Abstract Research was conducted to investigate: (1) the structure, formation and nature of soil crusts which develop as a result of raindrop impact under controlled conditions of simulated rain, and (2) the crust effect on infiltration rates. Scanning electron microscope (SEM) observations performed on sandy, sandy-loam and clayey soil samples show the crust to be composed of two layers: (1) a “skin”, 0.1 mm thick, and (2) a layer, 2–3 mm thick, with a higher bulk density in which aggregates have been destroyed. A “washing-in” zone described by earlier investigators could not be detected. The soil beneath the crust maintains its original structure and particle orientation. The chemical composition of the rain water was found to have a significant but not very large effect on the infiltration rate vs. cumulative rain curve of the clayey soil material only; final infiltration rate was about 20% lower when distilled water was applied compared to tap water (electrical conductivity ≈ 0.6 mmho cm−1).

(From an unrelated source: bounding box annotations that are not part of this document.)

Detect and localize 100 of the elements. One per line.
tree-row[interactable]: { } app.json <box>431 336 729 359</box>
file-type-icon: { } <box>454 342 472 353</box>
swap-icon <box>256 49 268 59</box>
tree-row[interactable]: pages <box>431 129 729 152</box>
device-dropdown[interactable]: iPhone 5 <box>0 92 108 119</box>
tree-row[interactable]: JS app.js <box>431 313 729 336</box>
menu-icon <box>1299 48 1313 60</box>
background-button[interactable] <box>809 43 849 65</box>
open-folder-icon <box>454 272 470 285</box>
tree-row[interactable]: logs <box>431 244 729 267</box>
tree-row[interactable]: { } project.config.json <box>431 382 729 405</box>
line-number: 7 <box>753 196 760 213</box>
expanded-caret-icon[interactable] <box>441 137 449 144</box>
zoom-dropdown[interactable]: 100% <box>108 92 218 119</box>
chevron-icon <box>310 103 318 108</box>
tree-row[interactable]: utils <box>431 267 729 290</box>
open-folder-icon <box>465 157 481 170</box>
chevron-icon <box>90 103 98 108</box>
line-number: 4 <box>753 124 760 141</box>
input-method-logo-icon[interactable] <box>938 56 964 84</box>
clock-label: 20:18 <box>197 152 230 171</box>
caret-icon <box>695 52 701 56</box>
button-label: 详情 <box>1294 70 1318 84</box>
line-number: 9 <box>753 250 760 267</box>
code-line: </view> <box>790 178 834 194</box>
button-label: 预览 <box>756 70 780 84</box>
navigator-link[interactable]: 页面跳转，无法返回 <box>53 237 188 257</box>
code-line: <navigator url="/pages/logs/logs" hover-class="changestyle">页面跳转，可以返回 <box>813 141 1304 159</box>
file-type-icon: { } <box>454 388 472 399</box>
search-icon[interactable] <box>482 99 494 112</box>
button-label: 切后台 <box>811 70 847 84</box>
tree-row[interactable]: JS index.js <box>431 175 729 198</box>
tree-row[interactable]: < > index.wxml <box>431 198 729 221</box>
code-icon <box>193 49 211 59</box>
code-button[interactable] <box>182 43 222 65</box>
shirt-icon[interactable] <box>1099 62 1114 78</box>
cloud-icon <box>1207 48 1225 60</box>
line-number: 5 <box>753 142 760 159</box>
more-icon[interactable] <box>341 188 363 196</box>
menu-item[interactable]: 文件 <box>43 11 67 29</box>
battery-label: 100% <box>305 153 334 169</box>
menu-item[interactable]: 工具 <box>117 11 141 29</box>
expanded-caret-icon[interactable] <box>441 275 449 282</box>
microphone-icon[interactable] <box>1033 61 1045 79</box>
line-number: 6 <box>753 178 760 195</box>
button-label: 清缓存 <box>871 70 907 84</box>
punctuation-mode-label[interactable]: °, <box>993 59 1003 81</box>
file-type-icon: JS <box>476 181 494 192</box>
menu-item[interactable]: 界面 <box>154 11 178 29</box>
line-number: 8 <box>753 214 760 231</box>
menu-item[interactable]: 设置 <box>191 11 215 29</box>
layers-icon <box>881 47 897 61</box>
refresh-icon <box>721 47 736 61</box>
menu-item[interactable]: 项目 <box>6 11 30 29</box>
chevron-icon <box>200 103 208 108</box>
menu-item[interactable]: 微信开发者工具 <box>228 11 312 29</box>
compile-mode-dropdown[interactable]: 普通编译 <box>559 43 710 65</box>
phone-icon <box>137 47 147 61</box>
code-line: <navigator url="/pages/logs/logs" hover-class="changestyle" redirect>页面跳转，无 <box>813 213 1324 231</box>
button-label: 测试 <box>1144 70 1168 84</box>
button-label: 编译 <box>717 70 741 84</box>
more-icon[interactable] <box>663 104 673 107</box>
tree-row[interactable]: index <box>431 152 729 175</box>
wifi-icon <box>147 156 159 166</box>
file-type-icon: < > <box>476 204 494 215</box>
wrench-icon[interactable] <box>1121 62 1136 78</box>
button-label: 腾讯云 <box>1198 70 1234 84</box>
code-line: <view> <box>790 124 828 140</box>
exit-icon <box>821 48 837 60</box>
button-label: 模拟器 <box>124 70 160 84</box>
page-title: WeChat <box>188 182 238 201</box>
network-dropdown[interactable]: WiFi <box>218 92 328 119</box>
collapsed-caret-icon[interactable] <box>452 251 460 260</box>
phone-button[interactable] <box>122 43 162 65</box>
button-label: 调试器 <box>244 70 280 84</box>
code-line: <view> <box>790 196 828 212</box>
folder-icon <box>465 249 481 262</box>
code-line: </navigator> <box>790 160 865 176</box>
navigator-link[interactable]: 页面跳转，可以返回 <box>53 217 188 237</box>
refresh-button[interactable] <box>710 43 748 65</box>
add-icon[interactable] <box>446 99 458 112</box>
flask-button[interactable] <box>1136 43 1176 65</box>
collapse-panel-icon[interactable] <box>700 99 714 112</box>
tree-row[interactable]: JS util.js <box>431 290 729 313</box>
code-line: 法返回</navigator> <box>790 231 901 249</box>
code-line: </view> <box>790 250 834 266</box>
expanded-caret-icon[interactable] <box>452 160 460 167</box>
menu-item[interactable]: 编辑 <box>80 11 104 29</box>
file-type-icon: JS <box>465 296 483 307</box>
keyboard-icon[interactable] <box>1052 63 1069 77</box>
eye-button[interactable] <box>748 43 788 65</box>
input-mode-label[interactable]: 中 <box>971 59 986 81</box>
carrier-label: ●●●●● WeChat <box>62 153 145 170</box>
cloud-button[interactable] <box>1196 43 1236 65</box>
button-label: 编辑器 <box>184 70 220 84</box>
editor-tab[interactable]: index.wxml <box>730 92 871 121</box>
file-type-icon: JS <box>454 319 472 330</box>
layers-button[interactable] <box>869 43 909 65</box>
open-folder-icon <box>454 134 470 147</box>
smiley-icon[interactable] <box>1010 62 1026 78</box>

An increase of the bulk density from 1.35–1.48 g cm−3 in undisturbed soil to 1.74–1.88 g cm−3 in crusts was found. The amount of eroded material increased gradually with increase of runoff and decrease of infiltration. At steady state the erosion rates were 0.45, 1.25, and 0.76 g m−2 min−1 in the sandy, sandy-loam and clayey soil specimens, respectively. Percentages of clay and silt in the eroded material were higher than in the bulk samples. Three stages to describe the changes in nature and effects of crusts during their formation are suggested: (1) the rate of infiltration decreases to a point at which runoff beings, (2) the initiation of runoff until infiltration and runoff rates become stabilized, and (3) infiltration and runoff maintain steady rates.